Nós e outros já mostramos anteriormente que as células Treg são protetoras na superfície ocular e que o estresse de ressecamento e a doença da superfície ocular relacionada à idade induzem células T reguladoras disfuncionais. O butirato produzido no intestino também demonstrou impactar a inflamação indiretamente em locais distais, aumentando os níveis de Tregs anti-inflamatórias periféricas. A adição de butirato a células T CD4+ naive cultivadas em condições polarizadoras de células Treg resulta no aumento da acetilação de histonas no promotor Foxp3, implicando a atividade inibidora de HDAC do butirato como um mecanismo para o aumento da expressão de Foxp3 e, assim, da diferenciação de Treg. De fato, foi demonstrado que células dendríticas derivadas do baço tratadas com butirato induzem a diferenciação de células T naive em células Treg FoxP3+ e suprimem a diferenciação em células T pró-inflamatórias interferon-γ + T, sendo necessário o transportador SLC5A8. A administração oral de butirato de sódio (NaB) no modelo de uveíte autoimune experimental (EAU) em camundongos aumentou a proporção de células Treg anti-inflamatórias para células Th17, resultando em menos doença. Curiosamente, outro estudo usando o modelo EAU mostrou que o propionato, outro SCFA com atividade inibidora de HDAC, também pode induzir Tregs e suprimir a indução de células T efetoras, resultando em menos doença. É possível que a facilitação da diferenciação de Treg em relação às células T pró-inflamatórias pelo butirato também possa desempenhar um papel no efeito protetor do butirato na superfície ocular. Com base em todas essas descobertas anteriores, prevemos que camundongos tratados com tributirina tenham números aumentados de Tregs FoxP3+ na superfície ocular e investigaremos isso mais a fundo em estudos de acompanhamento.

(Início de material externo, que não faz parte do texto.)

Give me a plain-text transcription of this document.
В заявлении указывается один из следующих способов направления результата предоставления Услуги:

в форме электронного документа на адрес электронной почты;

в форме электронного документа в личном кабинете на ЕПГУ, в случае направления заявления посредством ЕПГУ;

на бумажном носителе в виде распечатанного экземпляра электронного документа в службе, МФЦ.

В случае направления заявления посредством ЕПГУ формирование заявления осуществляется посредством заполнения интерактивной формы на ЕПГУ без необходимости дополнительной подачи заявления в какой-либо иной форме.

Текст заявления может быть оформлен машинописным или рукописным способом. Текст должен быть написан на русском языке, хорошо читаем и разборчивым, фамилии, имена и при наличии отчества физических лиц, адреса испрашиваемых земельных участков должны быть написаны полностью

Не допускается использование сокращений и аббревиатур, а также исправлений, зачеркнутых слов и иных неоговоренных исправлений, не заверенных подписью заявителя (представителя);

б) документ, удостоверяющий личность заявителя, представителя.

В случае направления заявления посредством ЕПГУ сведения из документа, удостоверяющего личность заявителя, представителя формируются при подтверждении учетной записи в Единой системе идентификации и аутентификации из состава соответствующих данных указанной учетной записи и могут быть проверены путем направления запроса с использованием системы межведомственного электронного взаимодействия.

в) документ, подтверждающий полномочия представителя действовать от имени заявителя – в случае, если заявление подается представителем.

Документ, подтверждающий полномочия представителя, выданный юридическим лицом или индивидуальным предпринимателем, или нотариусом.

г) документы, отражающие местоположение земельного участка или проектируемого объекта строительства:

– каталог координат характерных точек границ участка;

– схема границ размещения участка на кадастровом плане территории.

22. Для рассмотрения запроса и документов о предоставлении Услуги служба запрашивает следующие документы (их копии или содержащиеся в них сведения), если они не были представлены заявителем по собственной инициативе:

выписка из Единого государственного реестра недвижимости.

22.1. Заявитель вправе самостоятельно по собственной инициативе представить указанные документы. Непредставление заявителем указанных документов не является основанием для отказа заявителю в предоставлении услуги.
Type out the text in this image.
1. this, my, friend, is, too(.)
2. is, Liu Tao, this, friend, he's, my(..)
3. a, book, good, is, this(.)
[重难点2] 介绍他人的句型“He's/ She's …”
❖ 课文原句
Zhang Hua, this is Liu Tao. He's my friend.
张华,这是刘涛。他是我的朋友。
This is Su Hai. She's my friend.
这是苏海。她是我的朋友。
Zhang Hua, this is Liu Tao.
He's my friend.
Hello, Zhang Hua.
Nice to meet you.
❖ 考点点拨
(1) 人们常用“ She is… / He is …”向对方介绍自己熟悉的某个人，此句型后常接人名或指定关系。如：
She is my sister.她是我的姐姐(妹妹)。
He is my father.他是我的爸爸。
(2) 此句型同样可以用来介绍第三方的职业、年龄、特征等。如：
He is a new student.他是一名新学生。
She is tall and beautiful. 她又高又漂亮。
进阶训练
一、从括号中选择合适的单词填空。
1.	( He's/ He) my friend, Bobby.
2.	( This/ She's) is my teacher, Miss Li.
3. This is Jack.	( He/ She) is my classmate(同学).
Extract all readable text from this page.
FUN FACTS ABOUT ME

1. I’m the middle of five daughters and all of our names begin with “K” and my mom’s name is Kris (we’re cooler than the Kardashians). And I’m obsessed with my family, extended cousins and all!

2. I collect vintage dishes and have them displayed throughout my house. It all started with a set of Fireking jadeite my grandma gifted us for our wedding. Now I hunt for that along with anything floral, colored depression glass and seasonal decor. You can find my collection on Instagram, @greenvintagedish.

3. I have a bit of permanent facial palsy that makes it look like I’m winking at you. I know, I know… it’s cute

Finalmente, mostramos que na conjuntiva de camundongos submetidos ao estresse de ressecamento, há regulação positiva de genes envolvidos na sinalização de IFN tipo I, e o tratamento com tributirina reduz a expressão desses genes. Esse resultado está de acordo com nossos resultados de NanoString publicados anteriormente, comparando a expressão gênica em células conjuntivais humanas de pacientes com Síndrome de Sjögren (SS) com olho seco e indivíduos controle saudáveis, onde observamos regulação positiva da sinalização de IFN tipo 1 na SS. A SS é um distúrbio inflamatório autoimune caracterizado por disfunção secretora nos olhos e na boca; nos olhos, isso resulta em instabilidade do filme lacrimal, redução da produção de lágrimas e ruptura da barreira corneana. O aumento da expressão de genes de IFNs tipo I foi demonstrado em distúrbios autoimunes, incluindo SS, e os IFNs tipo I foram implicados na patologia da glândula lacrimal e da glândula salivar em SS humana e em modelos murinos de SS. Além disso, as lágrimas isoladas de camundongos submetidos a DS apresentam IFN-α elevado. Há evidências na literatura de que produtos microbianos, incluindo butirato, podem modular a sinalização de IFN tipo I. O butirato pode estar agindo diretamente na superfície ocular para reduzir a sinalização inflamatória de IFN tipo I, possivelmente por meio de sua atividade inibidora de HDAC para modular a expressão gênica de IFN tipo I.
Mecanismos propostos para o efeito protetor do butirato na superfície ocular. O butirato pode impactar a superfície ocular de duas maneiras diferentes, indiretamente por meio da modulação de células imunes e diretamente através da interação com o epitélio da superfície ocular que expressa SLC5A8 ou outros receptores de SCFA e modulando a expressão gênica por meio de sua atividade inibidora de HDAC. APC, Célula apresentadora de antígeno; HDAC, histona desacetilase; IFN, interferon; Treg, célula T reguladora. Desenho da figura criado com BioRender.com.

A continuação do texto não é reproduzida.